– Может, я неправильно выразился. Кажется, будто ты чувствуешь себя загнанной в угол. – Он отводит взгляд и принимается теребить спинку дивана. – Ты все еще хочешь этого? Чтобы мы были вместе?
– Почему ты спрашиваешь? – Я тщательно подбираю слова, чтобы мне не пришлось лгать, а Финн мог истолковать их так, как ему больше нравится.
Успокоившись, Финн вздыхает:
– Я не должен был выходить из себя. Мне очень жаль, что твоя мама заболела.
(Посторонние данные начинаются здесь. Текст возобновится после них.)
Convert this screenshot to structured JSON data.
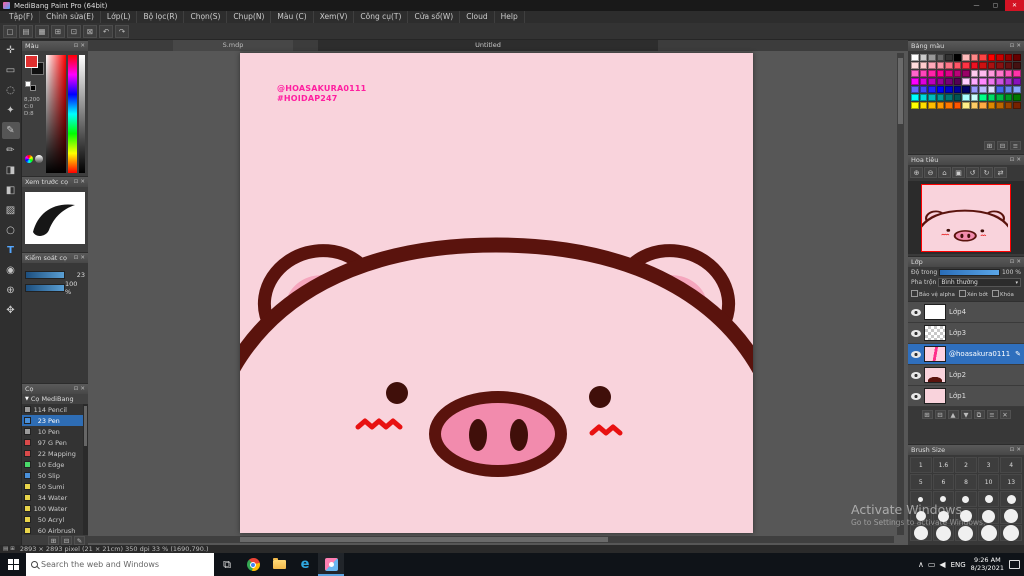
{
  "window": {
    "title": "MediBang Paint Pro (64bit)",
    "minimize": "—",
    "maximize": "▢",
    "close": "✕"
  },
  "menubar": {
    "items": [
      "Tập(F)",
      "Chỉnh sửa(E)",
      "Lớp(L)",
      "Bộ lọc(R)",
      "Chọn(S)",
      "Chụp(N)",
      "Màu (C)",
      "Xem(V)",
      "Công cụ(T)",
      "Cửa sổ(W)",
      "Cloud",
      "Help"
    ]
  },
  "toolbar": {
    "icons": [
      {
        "glyph": "▢",
        "data_name": "new-canvas-icon"
      },
      {
        "glyph": "▤",
        "data_name": "open-file-icon"
      },
      {
        "glyph": "▦",
        "data_name": "save-icon"
      },
      {
        "glyph": "⊞",
        "data_name": "grid-toggle-icon"
      },
      {
        "glyph": "⊡",
        "data_name": "snap-toggle-icon"
      },
      {
        "glyph": "⊠",
        "data_name": "ruler-toggle-icon"
      },
      {
        "glyph": "↶",
        "data_name": "undo-icon"
      },
      {
        "glyph": "↷",
        "data_name": "redo-icon"
      }
    ]
  },
  "tools": [
    {
      "glyph": "✛",
      "data_name": "move-tool"
    },
    {
      "glyph": "▭",
      "data_name": "select-tool"
    },
    {
      "glyph": "◌",
      "data_name": "lasso-tool"
    },
    {
      "glyph": "✦",
      "data_name": "magic-wand-tool"
    },
    {
      "glyph": "✎",
      "data_name": "pen-tool",
      "selected": true
    },
    {
      "glyph": "✏",
      "data_name": "pencil-tool"
    },
    {
      "glyph": "◨",
      "data_name": "eraser-tool"
    },
    {
      "glyph": "◧",
      "data_name": "bucket-tool"
    },
    {
      "glyph": "▨",
      "data_name": "gradient-tool"
    },
    {
      "glyph": "○",
      "data_name": "shape-tool"
    },
    {
      "glyph": "T",
      "data_name": "text-tool",
      "cls": "accent"
    },
    {
      "glyph": "◉",
      "data_name": "eyedropper-tool"
    },
    {
      "glyph": "⊕",
      "data_name": "zoom-tool"
    },
    {
      "glyph": "✥",
      "data_name": "hand-tool"
    }
  ],
  "ui": {
    "panel_icons": [
      "⊡",
      "✕"
    ]
  },
  "color_panel": {
    "title": "Màu",
    "values": [
      "8,200",
      "C:0",
      "D:8"
    ]
  },
  "brush_preview": {
    "title": "Xem trước cọ"
  },
  "brush_control": {
    "title": "Kiểm soát cọ",
    "rows": [
      {
        "value": "23"
      },
      {
        "value": "100 %"
      }
    ]
  },
  "brushes": {
    "title": "Cọ",
    "group_arrow": "▼",
    "group": "Cọ MediBang",
    "items": [
      {
        "num": "114",
        "name": "Pencil",
        "chip": "#9a9a9a"
      },
      {
        "num": "23",
        "name": "Pen",
        "chip": "#4a90d9",
        "selected": true
      },
      {
        "num": "10",
        "name": "Pen",
        "chip": "#9a9a9a"
      },
      {
        "num": "97",
        "name": "G Pen",
        "chip": "#d94a4a"
      },
      {
        "num": "22",
        "name": "Mapping",
        "chip": "#d94a4a"
      },
      {
        "num": "10",
        "name": "Edge",
        "chip": "#4ad96a"
      },
      {
        "num": "50",
        "name": "Slip",
        "chip": "#4a90d9"
      },
      {
        "num": "50",
        "name": "Sumi",
        "chip": "#e8d44a"
      },
      {
        "num": "34",
        "name": "Water",
        "chip": "#e8d44a"
      },
      {
        "num": "100",
        "name": "Water",
        "chip": "#e8d44a"
      },
      {
        "num": "50",
        "name": "Acryl",
        "chip": "#e8d44a"
      },
      {
        "num": "60",
        "name": "Airbrush",
        "chip": "#e8d44a"
      }
    ],
    "footer_icons": [
      {
        "glyph": "⊞",
        "data_name": "add-brush-icon"
      },
      {
        "glyph": "⊟",
        "data_name": "remove-brush-icon"
      },
      {
        "glyph": "✎",
        "data_name": "edit-brush-icon"
      }
    ]
  },
  "canvas": {
    "tab_file": "S.mdp",
    "tab_untitled": "Untitled",
    "mark_line1": "@HOASAKURA0111",
    "mark_line2": "#HOIDAP247"
  },
  "art": {
    "art-bg": "#f9d3dc",
    "art-line": "#5a130d",
    "art-ear": "#f5a6bd",
    "art-snout": "#f28bad",
    "art-eye": "#400f0a",
    "art-blush": "#e81111",
    "art-mark": "#ff1fa0"
  },
  "palette": {
    "title": "Bảng màu",
    "colors": [
      "#fff",
      "#ccc",
      "#999",
      "#666",
      "#333",
      "#000",
      "#fbb",
      "#f88",
      "#f44",
      "#f00",
      "#c00",
      "#900",
      "#600",
      "#fdd",
      "#fcc",
      "#fab",
      "#f9a",
      "#f78",
      "#f56",
      "#f34",
      "#e12",
      "#c11",
      "#a11",
      "#811",
      "#611",
      "#411",
      "#f6c",
      "#f4b",
      "#f2a",
      "#f09",
      "#d08",
      "#b07",
      "#906",
      "#fce",
      "#fbe",
      "#f9d",
      "#f7c",
      "#f5b",
      "#f3a",
      "#f0f",
      "#d0d",
      "#b0b",
      "#909",
      "#707",
      "#505",
      "#fcf",
      "#faf",
      "#f8f",
      "#e7e",
      "#c5d",
      "#a3c",
      "#81b",
      "#66f",
      "#44f",
      "#22f",
      "#00f",
      "#00c",
      "#009",
      "#006",
      "#99f",
      "#bbf",
      "#ddf",
      "#46e",
      "#68e",
      "#8af",
      "#0ff",
      "#0dd",
      "#0bb",
      "#099",
      "#077",
      "#055",
      "#aff",
      "#cff",
      "#0f8",
      "#0d6",
      "#0b4",
      "#092",
      "#070",
      "#ff0",
      "#fd0",
      "#fb0",
      "#f90",
      "#f70",
      "#f50",
      "#fe8",
      "#fc6",
      "#fa4",
      "#d80",
      "#b60",
      "#940",
      "#720"
    ],
    "footer_icons": [
      {
        "glyph": "⊞",
        "data_name": "add-color-icon"
      },
      {
        "glyph": "⊟",
        "data_name": "remove-color-icon"
      },
      {
        "glyph": "≡",
        "data_name": "palette-menu-icon"
      }
    ]
  },
  "navigator": {
    "title": "Hoa tiêu",
    "toolbar": [
      {
        "glyph": "⊕",
        "data_name": "zoom-in-icon"
      },
      {
        "glyph": "⊖",
        "data_name": "zoom-out-icon"
      },
      {
        "glyph": "⌂",
        "data_name": "fit-view-icon"
      },
      {
        "glyph": "▣",
        "data_name": "actual-size-icon"
      },
      {
        "glyph": "↺",
        "data_name": "rotate-left-icon"
      },
      {
        "glyph": "↻",
        "data_name": "rotate-right-icon"
      },
      {
        "glyph": "⇄",
        "data_name": "flip-icon"
      }
    ]
  },
  "layers": {
    "title": "Lớp",
    "opacity_label": "Độ trong",
    "opacity_value": "100 %",
    "blend_label": "Pha trộn",
    "blend_value": "Bình thường",
    "blend_caret": "▾",
    "checkboxes": [
      "Bảo vệ alpha",
      "Xén bớt",
      "Khóa"
    ],
    "items": [
      {
        "name": "Lớp4",
        "thumb": "#ffffff"
      },
      {
        "name": "Lớp3",
        "thumb": "repeating-conic-gradient(#c8c8c8 0% 25%, #ffffff 0% 50%) 0 0 / 6px 6px"
      },
      {
        "name": "@hoasakura0111",
        "thumb": "linear-gradient(100deg,#ffd3e2 45%,#ff2d8a 45% 58%,#ffd3e2 58%)",
        "selected": true,
        "edit_icon": "✎"
      },
      {
        "name": "Lớp2",
        "thumb": "radial-gradient(60% 48% at 50% 92%, #5a130d 58%, #f9d3dc 60%)"
      },
      {
        "name": "Lớp1",
        "thumb": "#f9d3dc"
      }
    ],
    "footer_icons": [
      {
        "glyph": "⊞",
        "data_name": "add-layer-icon"
      },
      {
        "glyph": "⊟",
        "data_name": "delete-layer-icon"
      },
      {
        "glyph": "▲",
        "data_name": "move-layer-up-icon"
      },
      {
        "glyph": "▼",
        "data_name": "move-layer-down-icon"
      },
      {
        "glyph": "⧉",
        "data_name": "duplicate-layer-icon"
      },
      {
        "glyph": "≡",
        "data_name": "merge-layer-icon"
      },
      {
        "glyph": "✕",
        "data_name": "clear-layer-icon"
      }
    ]
  },
  "brush_size": {
    "title": "Brush Size",
    "cells": [
      {
        "t": "1"
      },
      {
        "t": "1.6"
      },
      {
        "t": "2"
      },
      {
        "t": "3"
      },
      {
        "t": "4"
      },
      {
        "t": "5"
      },
      {
        "t": "6"
      },
      {
        "t": "8"
      },
      {
        "t": "10"
      },
      {
        "t": "13"
      },
      {
        "d": "5px"
      },
      {
        "d": "6px"
      },
      {
        "d": "7px"
      },
      {
        "d": "8px"
      },
      {
        "d": "9px"
      },
      {
        "d": "10px"
      },
      {
        "d": "11px"
      },
      {
        "d": "12px"
      },
      {
        "d": "13px"
      },
      {
        "d": "14px"
      },
      {
        "d": "14px"
      },
      {
        "d": "15px"
      },
      {
        "d": "15px"
      },
      {
        "d": "16px"
      },
      {
        "d": "16px"
      }
    ]
  },
  "statusbar": {
    "icons": [
      "▤",
      "⊞"
    ],
    "text": "2893 × 2893 pixel   (21 × 21cm)   350 dpi   33 %   (1690,790.)"
  },
  "activate": {
    "line1": "Activate Windows",
    "line2": "Go to Settings to activate Windows."
  },
  "taskbar": {
    "search_placeholder": "Search the web and Windows",
    "taskview_glyph": "⧉",
    "edge_glyph": "e",
    "tray": [
      {
        "glyph": "∧",
        "data_name": "tray-expand-icon"
      },
      {
        "glyph": "▭",
        "data_name": "display-icon"
      },
      {
        "glyph": "◀",
        "data_name": "volume-icon"
      }
    ],
    "lang": "ENG",
    "time": "9:26 AM",
    "date": "8/23/2021"
  }
}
– Прости, что заразила тебя.
Уголок его рта приподнимается.
– Мне все равно нужен был отпуск.
Два дня спустя мне сообщают о том, что мама находится при смерти. Вы могли бы решить, что общаться с ней по FaceTime, когда она без сознания, – плохая идея, особенно учитывая, сколько энергии я тратила на нее, будучи ребенком, ничего не получая взамен. Я же чувствую себя просто глупо. Медсестра держит iPad возле кровати моей мамы и делает вид, что не слушает наш разговор. Я смотрю на маму, свернувшуюся калачиком под одеялом, и пытаюсь придумать, о чем бы с ней поговорить. Финн уверяет, что сказать ей хотя бы пару слов крайне важно, даже если я считаю, что она меня не слышит. Она вполне в состоянии воспринимать мои слова.
Он прав. Сообщение может исказиться, но оно непременно достигнет адресата. Мой голос может быть легким ветерком в том мире, где она теперь находится.
Финн сидит рядом со мной. Когда у меня заканчиваются слова, он вступает в диалог и с воодушевлением рассказывает о том, как мы познакомились, как он учил меня правилам бейсбола, как он уверен в том, что в нашей квартире водятся привидения.
Последнее, что я говорю маме: она может уйти, если так надо.
Кажется, она ждала этих слов от меня всю свою жизнь, потому что меньше чем через час «Гринс» перезванивают мне и сообщают о маминой смерти.
Я делаю все, что от меня требуется в данном случае, но каким-то странным, отстраненным образом – решаю кремировать мамино тело, решаю не устраивать похорон. Помню, еще в детстве я узнала, как индейцы изготавливают свои каноэ – они выжигают сердцевину бревна и вырезают его внутренности. Именно такой я себя и чувствую. Выжженной, исцарапанной, одеревенелой.
Я так долго злилась на маму, которую видела так редко, а теперь… я скучаю по ней.
Удивительно, как легко кто-то может уйти из вашей жизни. Это все равно что стоять на пляже, отступить назад и увидеть, как море и песок поглощают ваш след, как будто его там никогда и не было. Горе оказывается очень похожим на одностороннюю видеобеседу по FaceTime. Это зов без ответа, эхо привязанности, тень, отбрасываемая любовью.